The New York source is an American
investment banker extremely well-connected to the
industrial-military complex. He is saying the unsayable
in an America in theory still gripped by patriotic
fever. President George W Bush may not have any
diplomatic endorsement to engage in Desert Storm, The
Replay. But Americans are increasingly reacting like the
investment banker: they know that there's no business
like war business.
On the other side of the
Atlantic, in Paris, professor Jean-Louis Dufour
expresses what is practically a consensus in Brussels,
in the European Union circles of power: a new Afghan
war-style campaign against Iraq - aerial ballistic fury,
special forces, a bunch of anti-Saddam Iraqi fighters,
and a few GIs on the ground - is bound to fail.
Dufour repeats what is already common knowledge
in Europe. The Iraqi opposition is opportunistic, deeply
divided and displays no military capability. The CIA has
already tried to convince the Kurds to join the American
campaign - to no avail. This is obviously another planet
- compared to the 15,000 to 20,000 fierce and
ultra-motivated warriors in Afghanistan, members of the
Northern Alliance. Europe also knows Saddam's army bears
no resemblance to Mullah Omar's ragged
Kalashnikov-toting bunch of Taliban fanatics.
Dufour points to crucial logistical problems.
Because of the Afghan campaign, only next winter will
the American navy have the required absolute minimum of
six aircraft carriers essential to the Iraqi campaign.
The army lacks laser-guided ammunition: it will need
another six months, starting from now, to replenish its
arsenal. Forces on the terrain will need at least two or
three months to be positioned - even if the positioning
had in fact already started very quietly last winter.
Anyway: the Pentagon war machine will only be ready to
roll by February 2003.
While the whole Iraqi
drama has been reduced by the American government and
media to a purely technical debate - how do we strike,
with what kind of force, etc - there is still no
thorough public analysis in America of the
ultra-volatile political consequences of this operation.

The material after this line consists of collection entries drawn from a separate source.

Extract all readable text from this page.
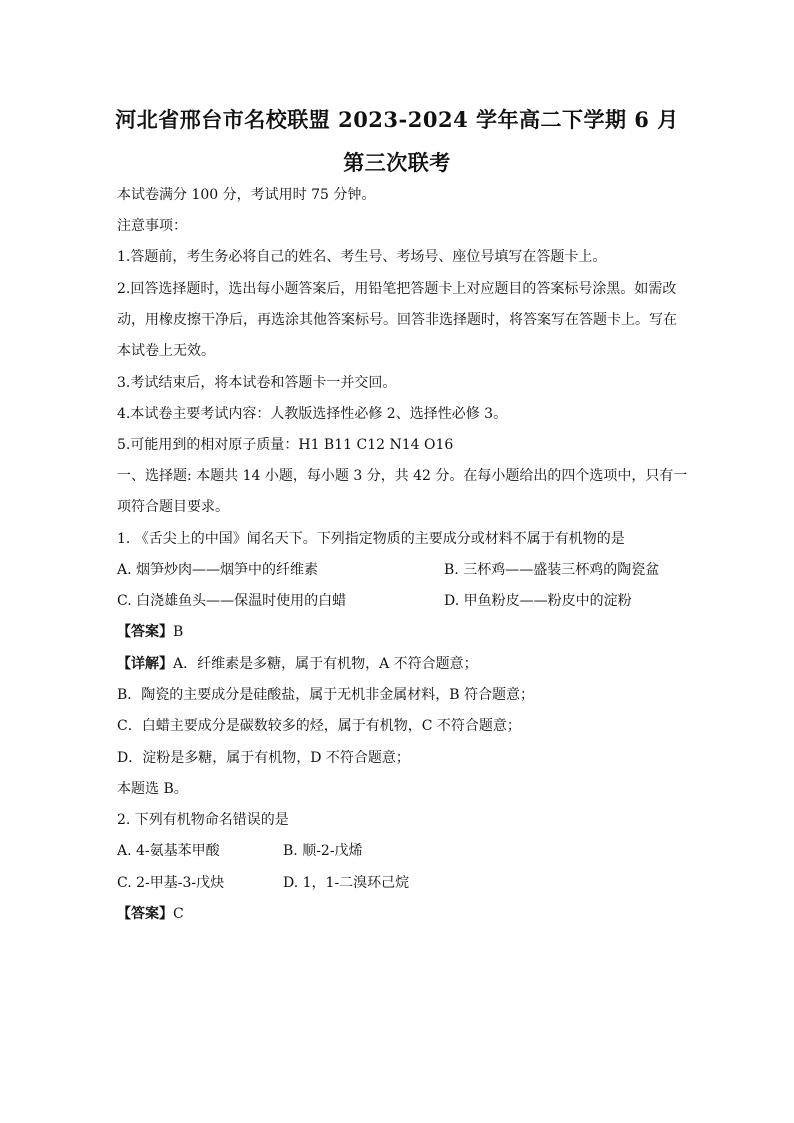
河北省邢台市名校联盟 2023-2024 学年高二下学期 6 月
第三次联考
本试卷满分 100 分，考试用时 75 分钟。
注意事项：
1.答题前，考生务必将自己的姓名、考生号、考场号、座位号填写在答题卡上。
2.回答选择题时，选出每小题答案后，用铅笔把答题卡上对应题目的答案标号涂黑。如需改
动，用橡皮擦干净后，再选涂其他答案标号。回答非选择题时，将答案写在答题卡上。写在
本试卷上无效。
3.考试结束后，将本试卷和答题卡一并交回。
4.本试卷主要考试内容：人教版选择性必修 2、选择性必修 3。
5.可能用到的相对原子质量：H1 B11 C12 N14 O16
一、选择题: 本题共 14 小题，每小题 3 分，共 42 分。在每小题给出的四个选项中，只有一
项符合题目要求。
1. 《舌尖上的中国》闻名天下。下列指定物质的主要成分或材料不属于有机物的是
A. 烟笋炒肉——烟笋中的纤维素	B. 三杯鸡——盛装三杯鸡的陶瓷盆
C. 白浇雄鱼头——保温时使用的白蜡	D. 甲鱼粉皮——粉皮中的淀粉
【答案】B
【详解】A．纤维素是多糖，属于有机物，A 不符合题意；
B．陶瓷的主要成分是硅酸盐，属于无机非金属材料，B 符合题意；
C．白蜡主要成分是碳数较多的烃，属于有机物，C 不符合题意；
D．淀粉是多糖，属于有机物，D 不符合题意；
本题选 B。
2. 下列有机物命名错误的是
A. 4-氨基苯甲酸	B. 顺-2-戊烯
C. 2-甲基-3-戊炔	D. 1，1-二溴环己烷
【答案】C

They may not be exactly on good terms with
Saddam Hussein - although there have been recent signs
of detente - but Syria and Iran are extremely wary about
the possible emergence of a Washington-designed puppet
government right in their neighborhood. Saudi Arabia -
which through Prince Abdullah has organized a long,
tortuous but ultimately fruitful rapprochement with Iraq
- will keep struggling as much as it can to keep its
status as America's number one oil source: this means
fighting any source of instability. Jordan has
officially made clear this month that it refuses to be
used as a platform to attack Iraq. And Turkey is in the
middle of nothing less than a political earthquake -
with reverberations to be felt at least for the next few
months.
As if this regional context was not
incandescent enough, India-Pakistan tension may get out
of hand during elections in India-held Kashmir in
October. Ariel Sharon is bound to keep turning
Palestinian's lives into a living hell. And as much as
Saddam's regime rhetorically extols Iraqis to help the
Palestinian cause, a targeted Saddam may in the end
authorize a mass exodus of Iraqis to wage jihad and
multiply chaos around Israel.
It is never enough
to remind that America is alone - the Pentagon is alone
- against Saddam Hussein, and the diplomatic initiative
remains on the Iraqi side. Russia is against a strike.
China is against a strike. The European Union is against
a strike.
It is extremely unlikely that the Bush
administration will be able to concoct a puppet,
so-called "democratic" regime in Baghdad with central
authority strong enough to balance the conflicting
interests of the Sunni center, the Kurdish north and a
Shi'ite south. "But Donald Rumsfeld obviously doesn't
care about these things," says the American banker. "His
vision thing is to keep running the show."